BANJARMASIN- Aspirasi masyarakat terkait pembukaan fasilitas putar balik kendaraan (U-turn) di Jalan Trans Kalimantan, Handil Bakti, Kabupaten Barito Kuala, mendapat titik terang. Balai Pelaksanaan Jalan Nasional (BPJN) Kalimantan Selatan menyepakati pembukaan satu U-turn di kawasan tersebut pada minggu kedua Oktober 2026.
Kesepakatan itu dicapai dalam rapat dengar pendapat (RDP) Komisi III DPRD Provinsi Kalimantan Selatan bersama mitra kerja dan perwakilan masyarakat, Selasa (1/9/2026), di ruang rapat Gedung B Lantai 4 DPRD Kalsel, Banjarmasin.
Ketua Komisi III DPRD Kalsel, Apt. Mustaqimah, mengatakan dalam RDP tersebut BPJN Kalsel menyatakan kesediaannya membuka satu U-turn di Jalan Trans Kalimantan, Handil Bakti.
"Hasil rapat hari ini, kita sepakat membuka U-turn pada minggu kedua Oktober 2026. Tadi itu janji dari BPJN,” kata Mustaqimah.
Menurut dia, pembukaan U-turn di lokasi lain masih menunggu proses dan ketersediaan anggaran. Beberapa usulan yang turut dibahas antara lain U-turn di Jalan Lingkar Selatan Gubernur Soebardjo dan Jalan Ahmad Yani Kilometer 8.

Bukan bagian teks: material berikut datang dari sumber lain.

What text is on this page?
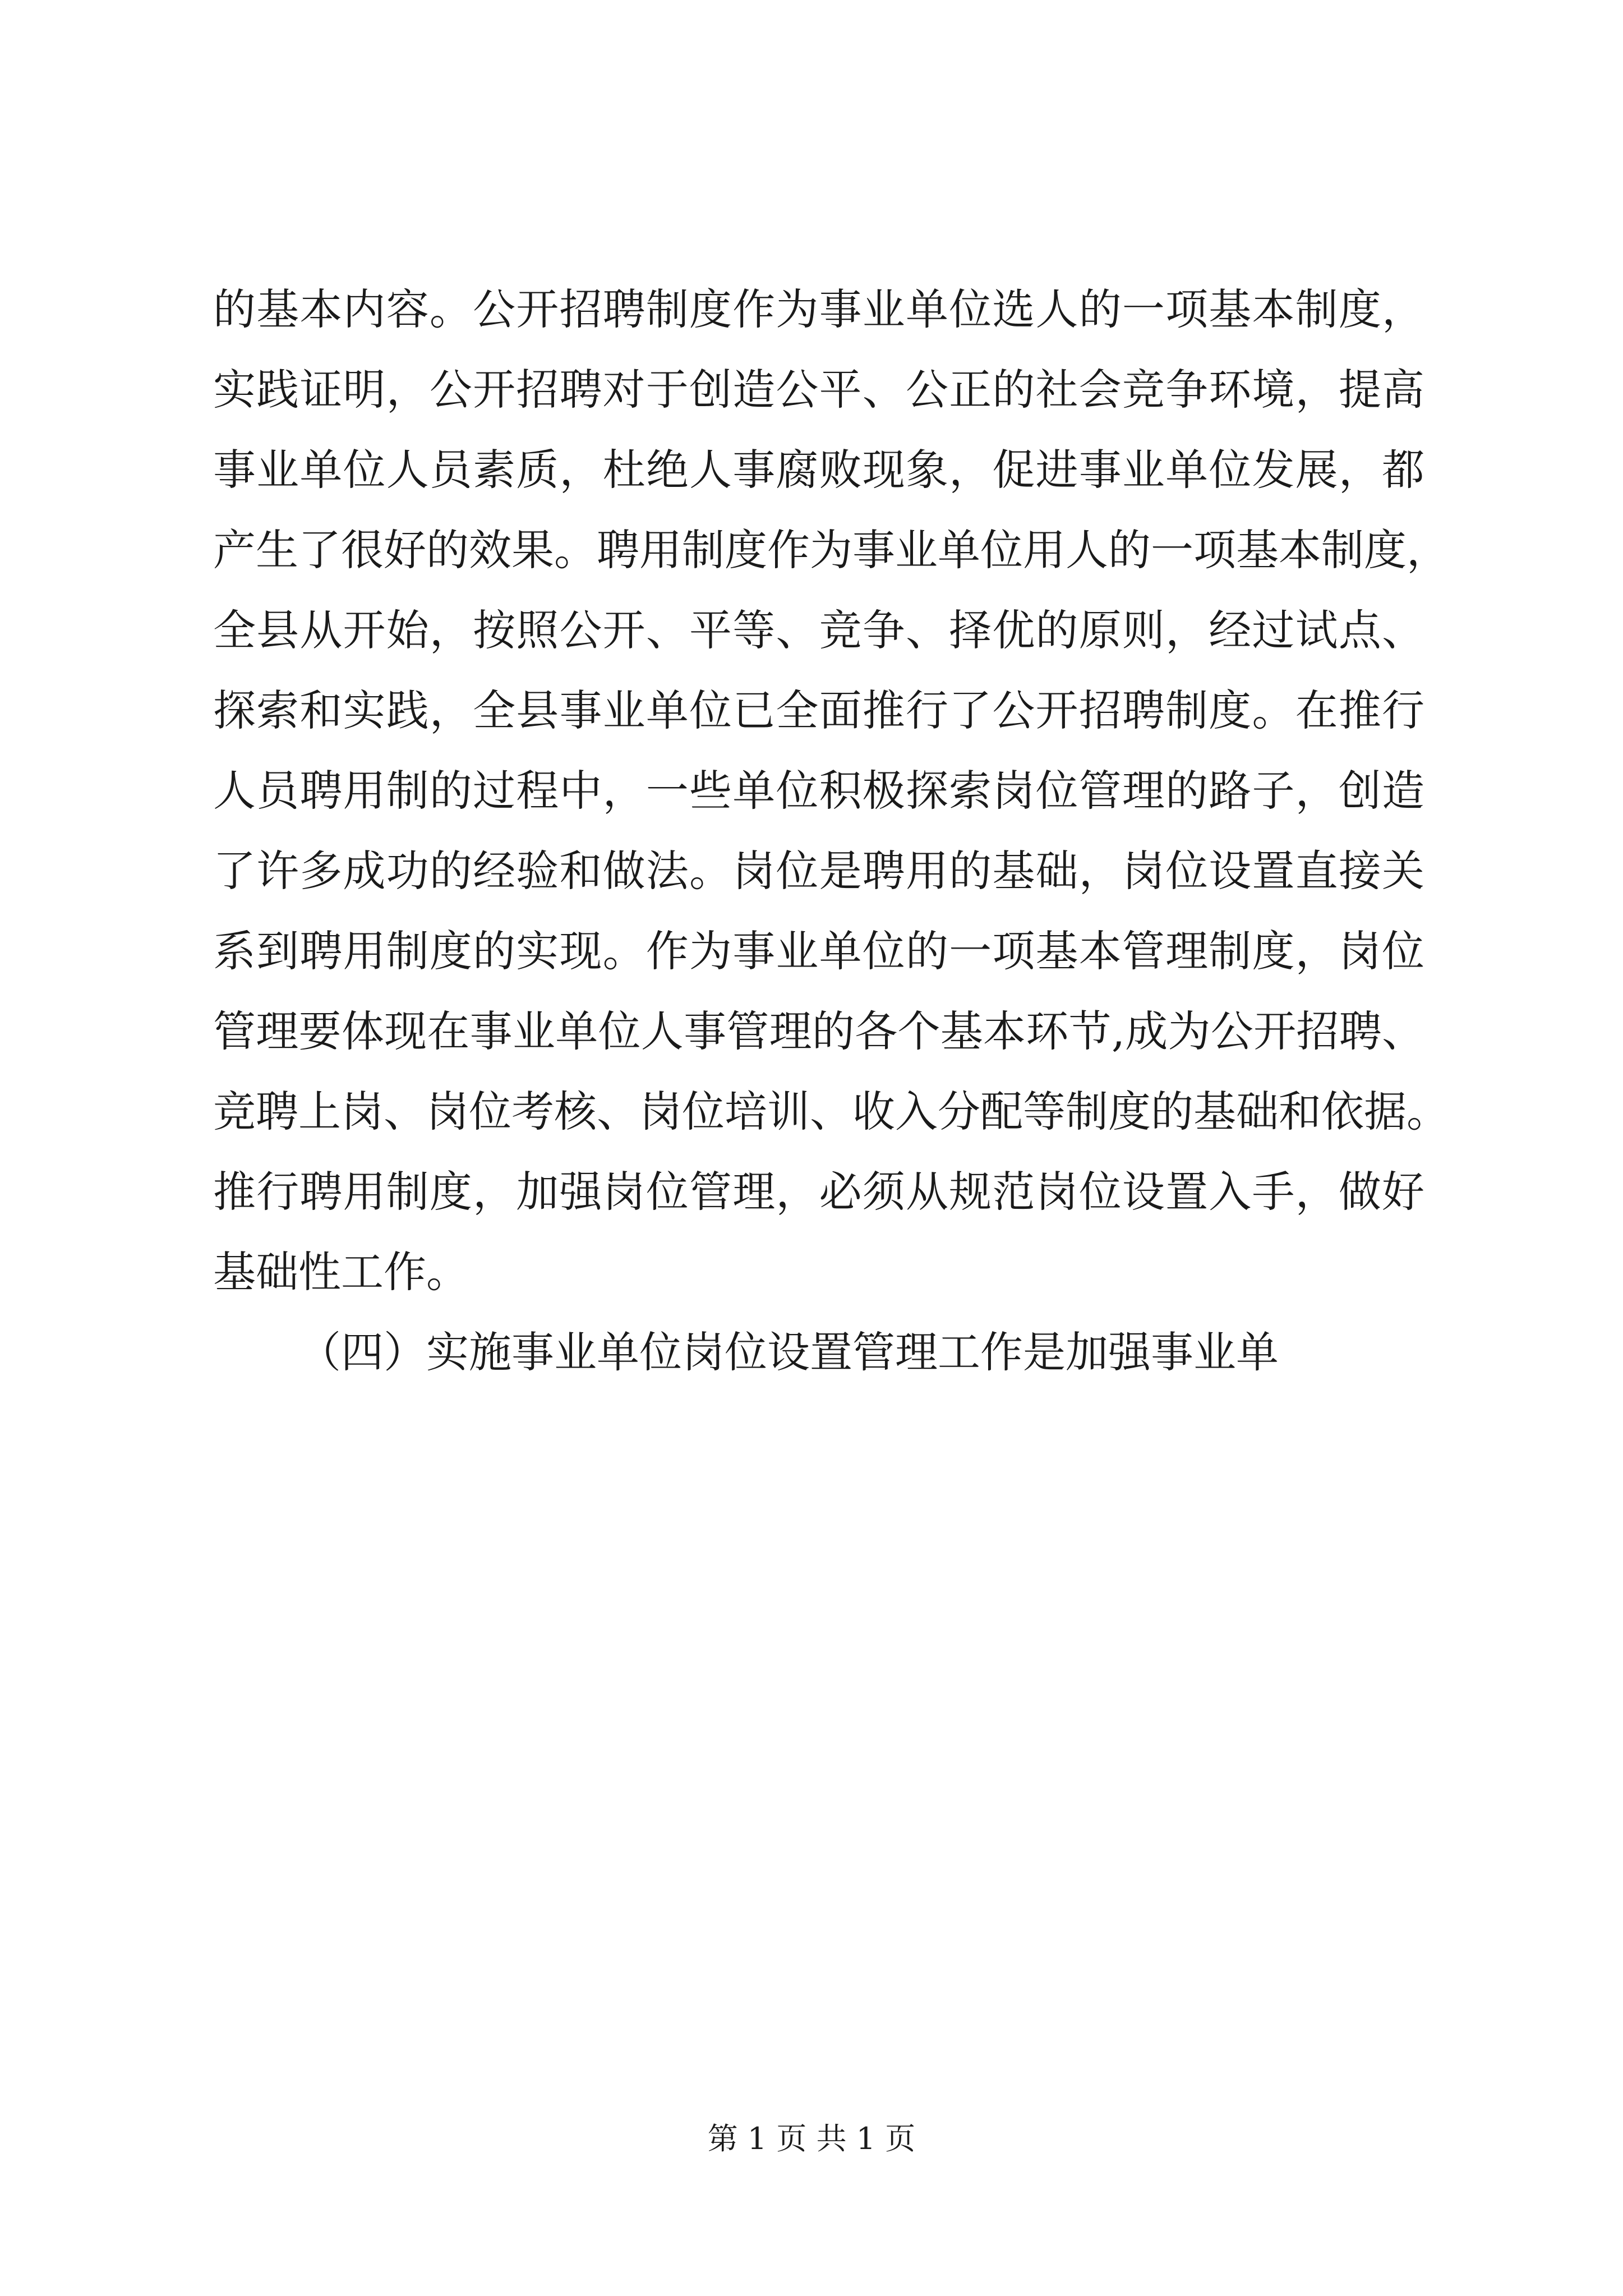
的基本内容。公开招聘制度作为事业单位选人的一项基本制度，
实践证明，公开招聘对于创造公平、公正的社会竞争环境，提高
事业单位人员素质，杜绝人事腐败现象，促进事业单位发展，都
产生了很好的效果。聘用制度作为事业单位用人的一项基本制度，
全县从开始，按照公开、平等、竞争、择优的原则，经过试点、
探索和实践，全县事业单位已全面推行了公开招聘制度。在推行
人员聘用制的过程中，一些单位积极探索岗位管理的路子，创造
了许多成功的经验和做法。岗位是聘用的基础，岗位设置直接关
系到聘用制度的实现。作为事业单位的一项基本管理制度，岗位
管理要体现在事业单位人事管理的各个基本环节,成为公开招聘、
竞聘上岗、岗位考核、岗位培训、收入分配等制度的基础和依据。
推行聘用制度，加强岗位管理，必须从规范岗位设置入手，做好
基础性工作。
（四）实施事业单位岗位设置管理工作是加强事业单
第 1 页 共 1 页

"Yang di Jalan Lingkar Selatan Gubernur Soebardjo akan terus kita upayakan sampai ke pusat. Kemudian yang di Jalan Sarkawi juga kita menunggu ke pusat, ke kementerian. Kita tunggu proposalnya dari PPTB terlebih dahulu, kemudian akan kita bawa bersama-sama ke kementerian,” ujarnya.
Anggota Komisi III DPRD Kalsel, HM. Rosehan Noor Bahri, berharap kesepakatan tersebut benar-benar direalisasikan. Ia mengingatkan, pembukaan U-turn di Handil Bakti sebelumnya juga telah beberapa kali dibahas.
"Hari ini sudah disepakati, insyaallah minggu kedua Oktober. Mudah-mudahan apa yang disepakati hari ini jangan menjadi kesepakatan lagi yang ketiga. Karena sebelumnya sudah ada kesepakatan dan ditandatangani serta dihadiri Ketua DPRD,” tegas Rosehan.
Kepala BPJN Kalsel, Yonathan Hendrik membenarkan adanya kesepakatan tersebut. Ia memastikan pihaknya menargetkan satu U-turn di Jalan Trans Kalimantan, Handil Bakti, sudah dibuka pada minggu kedua Oktober 2026.
"Dari BPJN sudah menyepakati. Sesuai kesepakatan terakhir, kami akan membuka satu U-turn di Handil Bakti. Target kami, minggu kedua Oktober sudah dibuka,” jelas Yonathan.
Sementara itu, usulan pembukaan U-turn di Jalan Ahmad Yani Kilometer 8 masih harus melalui prosedur yang ditetapkan Kementerian Pekerjaan Umum. Salah satu persyaratannya adalah adanya kesepakatan tertulis dari seluruh anggota forum lalu lintas yang dituangkan dalam berita acara.
"Kami membutuhkan berita acara kesepakatan dari seluruh forum dan anggota forum lalu lintas,” pungkas Yonathan. (sar/ali/jp).